A simple pendulum is oscillating with an angular amplitude 60°. If the mass of the bob is 50 g, the tension in the string at the mean position is:
Consider: g = 10 m/s², length of the string L = 1 m.
A. 0.5 N
B. 1 N
C. 1.5 N
D. 2 N

We are asked to find the tension in the string of a simple pendulum at the mean position. Given the following data:

Angular amplitude, θ = 60°
Mass of the bob, m = 50g = 0.05kg
Gravitational acceleration, g = 10 m/s²
Length of the string, L = 1m
Step 1: Understanding the forces
At the mean position (the lowest point of the swing), the forces acting on the bob are:

The tension (T) in the string, directed upwards.
The gravitational force (mg), directed downwards.
At the mean position, the tension must balance the gravitational force and provide the necessary centripetal force for the circular motion of the pendulum.

Step 2: Centripetal force
The bob moves in a circular path, so it experiences centripetal acceleration at the mean position. The centripetal force (Fc) required to maintain this motion is given by:

Fc = m * v² / L

Where:

m is the mass of the bob,
v is the velocity of the bob at the mean position,
L is the length of the string.
Step 3: Velocity at the mean position
The bob has maximum velocity at the mean position, where all its potential energy has been converted into kinetic energy. The potential energy at the maximum displacement (at the amplitude of 60°) is:

PE = m * g * h

Where h is the vertical height that the bob has descended.
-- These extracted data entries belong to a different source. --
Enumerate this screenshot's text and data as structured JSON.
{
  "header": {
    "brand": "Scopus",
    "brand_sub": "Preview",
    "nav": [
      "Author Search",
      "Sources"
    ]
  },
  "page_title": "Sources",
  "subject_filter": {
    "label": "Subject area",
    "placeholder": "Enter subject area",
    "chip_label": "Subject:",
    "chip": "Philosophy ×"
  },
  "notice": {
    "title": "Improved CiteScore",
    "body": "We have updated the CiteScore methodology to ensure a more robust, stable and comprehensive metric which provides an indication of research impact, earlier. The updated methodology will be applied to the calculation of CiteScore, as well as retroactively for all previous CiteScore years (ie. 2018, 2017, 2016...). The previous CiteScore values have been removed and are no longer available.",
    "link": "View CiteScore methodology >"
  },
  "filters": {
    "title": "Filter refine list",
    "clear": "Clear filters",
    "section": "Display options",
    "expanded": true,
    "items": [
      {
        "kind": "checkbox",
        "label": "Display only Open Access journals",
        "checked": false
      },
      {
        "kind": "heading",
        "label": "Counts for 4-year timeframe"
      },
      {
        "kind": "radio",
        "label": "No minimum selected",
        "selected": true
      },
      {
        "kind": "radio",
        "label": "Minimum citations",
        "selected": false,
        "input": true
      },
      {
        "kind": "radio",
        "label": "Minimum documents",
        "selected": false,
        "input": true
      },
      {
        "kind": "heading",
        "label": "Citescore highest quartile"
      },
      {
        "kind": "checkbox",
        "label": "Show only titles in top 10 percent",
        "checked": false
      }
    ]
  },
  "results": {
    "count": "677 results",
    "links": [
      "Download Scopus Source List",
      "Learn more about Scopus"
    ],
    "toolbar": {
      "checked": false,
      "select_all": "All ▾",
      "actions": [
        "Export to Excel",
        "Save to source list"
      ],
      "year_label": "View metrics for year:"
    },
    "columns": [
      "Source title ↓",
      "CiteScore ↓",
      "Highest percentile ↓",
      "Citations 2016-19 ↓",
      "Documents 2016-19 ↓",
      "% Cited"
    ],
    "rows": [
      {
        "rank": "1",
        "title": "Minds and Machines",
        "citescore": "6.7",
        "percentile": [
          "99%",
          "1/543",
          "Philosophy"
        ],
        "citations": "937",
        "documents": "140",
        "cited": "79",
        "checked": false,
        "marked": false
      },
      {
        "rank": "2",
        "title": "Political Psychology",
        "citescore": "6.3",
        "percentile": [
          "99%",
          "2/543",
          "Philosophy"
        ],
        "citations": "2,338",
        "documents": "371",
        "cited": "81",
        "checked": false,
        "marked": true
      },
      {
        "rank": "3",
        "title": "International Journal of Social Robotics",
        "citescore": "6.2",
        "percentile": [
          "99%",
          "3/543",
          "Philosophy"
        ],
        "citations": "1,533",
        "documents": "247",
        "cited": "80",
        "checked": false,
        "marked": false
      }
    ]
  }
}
This height can be found using the formula:

h = L * (1 - cosθ)

At the mean position, the kinetic energy (KE) of the bob is equal to the potential energy at the amplitude:

KE = 1/2 * m * v²

Equating the potential and kinetic energy:

m * g * h = 1/2 * m * v²

Simplifying:

g * L * (1 - cosθ) = 1/2 * v²

Solving for v²:

v² = 2 * g * L * (1 - cosθ)

Substituting the values:

v² = 2 * 10 * 1 * (1 - cos60°) v² = 2 * 10 * (1 - 0.5) v² = 2 * 10 * 0.5 v² = 10 m²/s²

Step 4: Centripetal force at the mean position
Now we can find the centripetal force:

Fc = m * v² / L Fc = 0.05 * 10 / 1 Fc = 0.5 N

Step 5: Tension at the mean position
At the mean position, the total tension in the string (T) is the sum of the gravitational force and the centripetal force:

T = mg + Fc T = (0.05 * 10) + 0.5 T = 0.5 + 0.5 T = 1 N

Final Answer:
The tension in the string at the mean position is 1 N. Therefore, the correct answer is:

B. 1 N